Interview 06

Age at interview: 67
Brief Outline: Has been invited to be screened for bowel cancer twice, but has not done the Faecal Occult Blood (FOB) test mainly because she is afraid of having further investigations.
Background: A white British woman, a retired nurse manager, divorced, 3 children

More about me...

Has been invited to be screened for bowel cancer twice, but has not yet done the Faecal Occult Blood (FOB) test, mainly because she is afraid of having further investigations, such as a colonoscopy or sigmoidoscopy. In the past, she had an endoscopy for gastric problems, which she said was 'the worst experience', so now she fears similar investigations. She does not react well to sedatives or to anaesthetics so although some people have a colonoscopy with a sedative, at the moment she would not consider that as a possible option. She says she might change her mind if she is invited for screening sometime in the future. 


When she read about possible investigations she put the letter in the waste paper bin.

When you got the letter to invite you for screening.


Did you read the letter?

Yes I did. I read it, it told you what to do and then it said that you would get the results, they would let you know if there was any doubt, you know, you would be screened again, and then obviously if there was any need, and they were suspicious of anything you would have the further investigations. And that's when it went in the waste paper bin.

Did it tell you much about the investigations or was it, or did you know all about them because you were a nurse?

I knew, yes I knew, I knew. And I think that doesn't help, you know I've seen grown men cry having these investigations and you know I'm just not that brave. But no I didn't need to read, as soon as it said about the investigations it was oops [laughs].


She thinks that the letter and initial information leaflet should be more explicit about what...

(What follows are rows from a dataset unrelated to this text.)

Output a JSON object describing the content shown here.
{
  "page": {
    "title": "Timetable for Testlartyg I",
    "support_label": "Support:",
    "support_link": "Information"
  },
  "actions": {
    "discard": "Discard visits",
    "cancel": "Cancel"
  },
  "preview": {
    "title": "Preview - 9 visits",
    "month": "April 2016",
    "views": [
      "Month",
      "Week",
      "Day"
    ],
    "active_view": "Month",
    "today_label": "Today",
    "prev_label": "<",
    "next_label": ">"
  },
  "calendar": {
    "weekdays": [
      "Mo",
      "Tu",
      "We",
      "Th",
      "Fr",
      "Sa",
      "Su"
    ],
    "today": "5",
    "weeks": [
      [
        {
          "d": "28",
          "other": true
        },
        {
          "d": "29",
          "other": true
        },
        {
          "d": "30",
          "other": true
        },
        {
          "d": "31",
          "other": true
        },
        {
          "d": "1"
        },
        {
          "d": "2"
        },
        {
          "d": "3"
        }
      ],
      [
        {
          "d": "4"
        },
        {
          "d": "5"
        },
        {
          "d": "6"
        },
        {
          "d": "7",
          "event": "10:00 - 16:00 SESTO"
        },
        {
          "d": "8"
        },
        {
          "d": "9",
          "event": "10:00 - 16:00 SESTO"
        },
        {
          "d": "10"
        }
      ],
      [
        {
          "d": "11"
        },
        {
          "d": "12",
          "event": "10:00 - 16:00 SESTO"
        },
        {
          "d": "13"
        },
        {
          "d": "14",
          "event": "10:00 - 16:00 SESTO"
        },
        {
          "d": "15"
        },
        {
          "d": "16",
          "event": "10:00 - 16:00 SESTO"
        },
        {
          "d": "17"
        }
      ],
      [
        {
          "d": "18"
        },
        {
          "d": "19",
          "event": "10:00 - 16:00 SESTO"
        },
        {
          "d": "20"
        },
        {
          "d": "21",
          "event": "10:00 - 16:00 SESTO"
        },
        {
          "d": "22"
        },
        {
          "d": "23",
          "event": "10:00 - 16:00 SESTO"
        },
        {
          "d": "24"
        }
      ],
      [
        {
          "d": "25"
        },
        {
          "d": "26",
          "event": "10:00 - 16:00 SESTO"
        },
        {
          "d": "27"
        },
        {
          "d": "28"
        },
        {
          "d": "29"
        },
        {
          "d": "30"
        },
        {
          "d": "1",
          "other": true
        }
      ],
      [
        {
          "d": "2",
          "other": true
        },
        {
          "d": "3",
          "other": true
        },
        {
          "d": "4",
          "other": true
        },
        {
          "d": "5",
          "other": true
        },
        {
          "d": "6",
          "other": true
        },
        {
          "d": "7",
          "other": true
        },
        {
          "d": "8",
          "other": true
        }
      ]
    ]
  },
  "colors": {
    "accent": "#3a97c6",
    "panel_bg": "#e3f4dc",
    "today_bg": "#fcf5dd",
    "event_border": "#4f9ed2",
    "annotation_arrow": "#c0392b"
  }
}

Do you think the information sheet should have given you more details about the investigations or not?

I think for a lay person, you know I knew what they were talking about, but for a lay person it sounded very simple, very, not painful, very easy, you know something like, 'Oh you just pop in in your lunch break and, and get it done.' And I think that might give a false impression to people, and they, they would have it done. If it was very uncomfortable, painful or you know they found it too horrible for words I think that might stop them going back. Whereas if you go prepared, the fact now this is going to be pretty horrible, and even if they exaggerate a bit, surely it's, you know it's better to expect that than to expect something that's practically you know, just nothing. So yes I do think that the letter could have been a bit more, you know, definite.

A bit more detail about it, the colonoscopy or'

Yes not so sort of trying to gloss over it so that people would go and give you the impression it's nothing.


She decided against taking part because had reacted badly to sedatives and anaesthetics and...

Please can you tell me your story in relation to screening for bowel cancer with as much detail as possible?

Well I'd been invited twice and I've received the package at home, you know from the local hospital, NHS trust and on both occasions I've just disposed of it and not sent it back. I suppose you'd just call me 'chicken'. I don't really want to know, you know at that time. Maybe in the future if I was invited I might do it again but at, on both occasions I, I just don't want to know. I couldn't cope with knowing that you know if they sent for me again and said it was inconclusive or I'd definitely got cancer of the bowel you know I'd just be paranoid and thinking about surgery and treatment and investigations. One of the things that does put me off is the thought of having a sigmoidoscopy. It actually, you know it just feels me with horror. I've had an endoscopy and it took the doctor two years to persuade me to have that done for gastric problems and even being an ex nurse they tell you you're going to swallow this tiny flexible tube, you know it's not a tiny flexible tube at all, and it's the worst experience I've really had so I just couldn't even tolerate the thought of having a sigmoidoscopy.

Or a colonoscopy?

Or a colonoscopy, no, no, no not at all, it's, it just fills me horror. And that is, that is the two reasons you know I'm just a coward I think. So may be, may be in the future if I was invited again I might think about it. But I would be just praying that it would be totally clear, that I wouldn't have to have further investigations, I think that's what bothers me.

Can some people have the choice of having a sedative if they want to?

Yes mm.

So even if you, even knowing that you could possibly have a sedative.


You still didn't want to go ahead because of the investigation?

No, mm, mm. And when I had my endoscopy I didn't have a sedative.

Could you have done?

Oh I could have done but I didn't fancy.

Are you not keen on investigations?

No [laughs].

Even with a sedative?


Why don't you like having sedatives?

Because I don't react very well.


Mm, mm. I had a minor operation recently but I chose to have a spinal, I don't react very well to sedatives and anaesthetics. You know I feel really, really yuck and horrible for days, not just hours. So I put up with the endoscopy without a sedative but.

So your greatest worry was that if it came back that there was a problem.


You would have to have further investigations such as a colonoscopy?

Yeah mm, mm.

And you wouldn't want to have a sedative and therefore you were worried about the discomfort?


Yes I can understand that. In spite of the fact, well because you were a nurse you remembered what people had been through.